DAR DE COMER AL HAMBRIENTO


 Cuando tenía 13 años, éramos tan  pobres, que me daba vergüenza ir a la escuela. Evitaba mirar a mis compañeros, porque nunca llevaba comida. En los recreos, al ver cómo mis compañeros sacaban su almuerzo, yo me daba la vuelta para que nadie viera ni oyera cómo me rugía el estómago. Ellos sacaban sus bocadillos, manzanas, galletas. Y en mis manos no había más que aire y una sensación de humillación que me hacía querer que me tragara la tierra. Siempre fingía que simplemente no tenía hambre, que estaba demasiado ocupado con un libro o con las conversaciones. Pero por dentro era muy duro. A veces, hasta dolía...

Y todo eso podría haberse quedado solo como mi secreto de infancia, si no fuera por una niña. Un día me tendió un trozo de su bocadillo — y en ese momento entendí lo que es la verdadera bondad. El primer día simplemente se me acercó y, en silencio, me ofreció la mitad de su almuerzo. No sabía qué decir. Me dio vergüenza, pero lo acepté. 

Desde ese día compartía comida conmigo todos los días. A veces era un panecillo, a veces una manzana, a veces un trocito de pastel que horneaba su madre. Yo comía despacio, intentando alargar aquel milagro, y por primera vez en mucho tiempo sentía que a alguien le importaba. No recuerdo si le di las gracias en voz alta. Creo que sí. Pero por dentro le daba las gracias cada día.

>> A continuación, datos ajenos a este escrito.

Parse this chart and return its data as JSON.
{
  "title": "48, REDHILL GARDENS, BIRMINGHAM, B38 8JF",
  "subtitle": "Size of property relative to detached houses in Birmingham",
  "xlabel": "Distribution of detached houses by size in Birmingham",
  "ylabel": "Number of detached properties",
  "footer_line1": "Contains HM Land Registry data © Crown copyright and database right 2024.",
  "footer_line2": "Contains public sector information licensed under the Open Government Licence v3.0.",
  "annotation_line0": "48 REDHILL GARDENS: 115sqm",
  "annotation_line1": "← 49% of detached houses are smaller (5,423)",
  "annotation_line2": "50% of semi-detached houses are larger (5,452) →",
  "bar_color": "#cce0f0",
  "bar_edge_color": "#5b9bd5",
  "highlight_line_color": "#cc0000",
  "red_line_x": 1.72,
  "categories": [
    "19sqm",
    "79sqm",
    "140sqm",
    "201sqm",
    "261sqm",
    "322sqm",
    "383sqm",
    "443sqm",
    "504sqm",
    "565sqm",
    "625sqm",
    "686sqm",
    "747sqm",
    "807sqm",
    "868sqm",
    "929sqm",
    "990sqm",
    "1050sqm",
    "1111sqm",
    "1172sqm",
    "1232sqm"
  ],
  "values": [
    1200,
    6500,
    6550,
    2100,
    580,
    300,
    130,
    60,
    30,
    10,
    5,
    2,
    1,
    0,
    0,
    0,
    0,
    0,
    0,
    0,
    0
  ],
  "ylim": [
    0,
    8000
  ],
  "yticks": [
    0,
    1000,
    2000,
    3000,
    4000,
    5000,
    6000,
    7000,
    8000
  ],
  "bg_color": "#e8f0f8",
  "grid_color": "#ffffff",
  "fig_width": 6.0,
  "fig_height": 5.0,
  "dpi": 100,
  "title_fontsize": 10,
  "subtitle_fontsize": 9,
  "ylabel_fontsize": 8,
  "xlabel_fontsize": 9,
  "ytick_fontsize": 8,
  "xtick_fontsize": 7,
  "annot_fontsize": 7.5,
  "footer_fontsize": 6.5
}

Y luego nos fuimos de vacaciones, y después de eso ella ya no estaba en nuestra clase. Simplemente dejó de ir a la escuela. El profesor dijo después que su familia se había mudado a otra ciudad, y no la volví a ver nunca más. 

Entonces me sentí tan mal, como si me hubieran quitado algo importante. Cada vez que en clase sonaba la campana del almuerzo, me volvía automáticamente — por si acaso entraba, se sentaba a mi lado, volvía a poner delante de mí la mitad de su bocadillo y sonreía. Pero ella no estaba.

Me sentía triste y solo. Entendía que ella fue la única que se dio cuenta de mi problema, la única que no miró hacia otro lado. Nadie más me ofrecía comida, nadie decía: «Toma, esto es para ti». Y yo me había acostumbrado tanto a su gesto pequeño, pero tan importante.

A veces cerraba los ojos y veía su rostro — bondadoso, sencillo, con esa sonrisa que te calienta por dentro. Y llevé ese sentimiento conmigo toda la infancia. Incluso cuando el dolor se fue calmando un poco, recordaba: una niña una vez me regaló no solo pan, sino la sensación de que no era invisible, de que le importaba a alguien.

Pensé que aquel recuerdo quedaría solo como una sombra de mi pasado difícil. Pero 25 años después volvió a mi vida de una manera que me puso la piel de gallina. 

Ayer mi hija pequeña volvió de la escuela. Colocaba los cuadernos sobre la mesa, luego sacó su fiambrera y, al cerrarla, dijo de pronto, como si nada:

— Papá, ¿puedes ponerme dos bocadillos mañana?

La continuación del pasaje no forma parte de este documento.